¿“Hodio” o “Jodío”?
Opinión:
Dicen los gurús de la comunicación en la Moncloa que las palabras construyen realidades. Es una máxima muy bonita para quienes viven entre moquetas y sueldos públicos, pero aquí, en el mundo real, sabemos que las realidades construyen , y a veces destruyen, el lenguaje.
Hace un tiempo, el Gobierno nos invitó a combatir el “hodio”. Con su hache aspirada, pretendidamente educada, (probehitos) esa que busca elevar el tono moral de un país mientras el IPC se da un paseo por las nubes.
Pero, claro, se olvidaron de que aquí, en Alcalá, en el sur la lengua no es un mueble de catálogo, es un organismo vivo y el habla andaluza derrocha y le sobra cultura y velocidad mental para dar un giro tan inteligente como sarcástico.
El arte de la poda (y el diagnóstico)
En Andalucía tenemos un arte que al sanchismo le resulta indescifrable: la economía del lenguaje. Esa capacidad de practicar la elipsis, de realizar una poda gramatical tan precisa que, por pura eficiencia energética, nos comemos las letras finales y aspiramos las iniciales como quien le quita el aire a un globo que ya no tiene gracia. Para nosotros, la vida es demasiado corta para andarse con circunloquios; si algo no aporta, se recorta.
Cuando el político llega con su eslogan de laboratorio, intentando impostar una hache que no le pertenece, se topa con nuestro ingenio. Al intentar pronunciar ese «hodio» con ese aire de superioridad moral, nuestro instinto lingüístico, que prefiere la contundencia de la jota a la tibieza del aire, el que se “mama” aquí, lo transforma instantáneamente en un “jodío” que suena a verdad desnuda.
No es falta de cultura, es exceso de lucidez. Es la “Ley del Mínimo Esfuerzo Intelectual” aplicada a la política. Mientras ellos se pierden en la sofisticación de su propia voz, el ciudadano hace un diagnóstico sociológico, cuando el Gobierno (el que sea) nos pide que no caigamos en el odio, el andaluz, con ese giro de garganta que lo dice todo, traduce lo que siente al final de mes al ver que, efectivamente, la cesta de la compra nos tiene a todos jodíos.

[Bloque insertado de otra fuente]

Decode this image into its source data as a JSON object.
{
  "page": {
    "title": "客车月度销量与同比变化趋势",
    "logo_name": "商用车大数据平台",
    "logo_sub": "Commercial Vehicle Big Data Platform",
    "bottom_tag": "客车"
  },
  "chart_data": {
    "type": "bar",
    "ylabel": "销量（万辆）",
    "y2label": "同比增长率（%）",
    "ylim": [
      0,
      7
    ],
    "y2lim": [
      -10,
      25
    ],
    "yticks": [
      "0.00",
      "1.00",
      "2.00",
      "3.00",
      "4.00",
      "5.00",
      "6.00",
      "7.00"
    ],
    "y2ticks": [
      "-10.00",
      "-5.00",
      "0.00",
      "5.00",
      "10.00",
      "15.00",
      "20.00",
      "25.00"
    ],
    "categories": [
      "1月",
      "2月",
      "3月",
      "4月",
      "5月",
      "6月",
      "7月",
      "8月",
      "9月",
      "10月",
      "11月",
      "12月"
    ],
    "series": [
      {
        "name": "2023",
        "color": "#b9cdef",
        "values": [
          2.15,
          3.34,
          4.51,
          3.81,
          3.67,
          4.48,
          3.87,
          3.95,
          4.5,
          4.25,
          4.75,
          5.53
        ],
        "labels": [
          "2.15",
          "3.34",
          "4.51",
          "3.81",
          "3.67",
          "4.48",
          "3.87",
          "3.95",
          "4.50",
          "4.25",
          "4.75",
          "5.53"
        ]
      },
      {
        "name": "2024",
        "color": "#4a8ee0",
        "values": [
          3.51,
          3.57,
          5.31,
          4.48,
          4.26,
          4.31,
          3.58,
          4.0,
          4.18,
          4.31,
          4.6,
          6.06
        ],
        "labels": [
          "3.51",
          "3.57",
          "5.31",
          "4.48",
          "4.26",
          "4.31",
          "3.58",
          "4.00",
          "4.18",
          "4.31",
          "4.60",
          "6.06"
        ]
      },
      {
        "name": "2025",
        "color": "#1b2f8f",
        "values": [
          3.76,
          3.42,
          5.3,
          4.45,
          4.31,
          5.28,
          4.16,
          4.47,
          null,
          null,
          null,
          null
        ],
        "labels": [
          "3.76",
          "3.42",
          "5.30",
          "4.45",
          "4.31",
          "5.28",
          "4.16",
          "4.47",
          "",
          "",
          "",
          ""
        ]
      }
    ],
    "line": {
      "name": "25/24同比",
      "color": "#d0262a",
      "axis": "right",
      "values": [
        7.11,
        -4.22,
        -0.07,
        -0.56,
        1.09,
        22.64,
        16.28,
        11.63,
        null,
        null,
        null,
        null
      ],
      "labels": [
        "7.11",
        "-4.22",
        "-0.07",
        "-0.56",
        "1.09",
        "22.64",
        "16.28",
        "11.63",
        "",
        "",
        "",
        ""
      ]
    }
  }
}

La gramática de la precariedad
Lo fascinante de este desajuste fonético es que el error de pronunciación es, en realidad, un acierto descriptivo. Ese «jodío» no es un insulto soez; es una síntesis brillante. Es la ironía de ver cómo te venden un país de ensueño mientras la realidad cotidiana se desmorona.
Es la diferencia entre el discurso de despacho y la cultura de la calle, la política de laboratorio se ahoga en su propia retórica, pretendiendo que la realidad se ajuste a su diccionario mientras nos vacían los bolsillos. Pero claro, llega el ingenio andaluz, el que observa la realidad, el que quita el envoltorio brillante y, con una simple aspiración, nos devuelve el diagnóstico exacto de cómo nos tiene el sanchismo: con el presupuesto apretado, el optimismo bajo mínimos y una gramática política que, por mucho que se empeñen en pulir, suena exactamente a lo que suena.
Al final, resulta que la «h» no estaba muda; estaba esperando el momento justo para salir a la luz y decirnos, con la crudeza del que sabe dónde aprieta el zapato, lo que realmente pensamos. Que nadie se ofenda.
Si la política es pura interpretación, permitidnos que en el sur, por pura cultura, sigamos llamando a las cosas por su nombre. Aunque sea aspirando el aire, que es lo único que, de momento, todavía no nos han gravado con un impuesto especial.
Porque si no puedes aspirar a nada en este país, al menos aspira la hache y di las cosas como son: estamos jodíos, pero al menos no hemos perdido ni el sentido del humor ni nuestro arte andaluz, ese del que algunos sin tener ni pajolera idea de nuestra historia o nuestros personajes, pretenden hacerla suya haciendo un ridículo espantoso y que cuando alguien que si se ha preocupado en aprender más que en vociferar, en un minuto y medio les da una clase magistral los deja en “tanguita” y muy jodíos, pero eso ya será otra historia.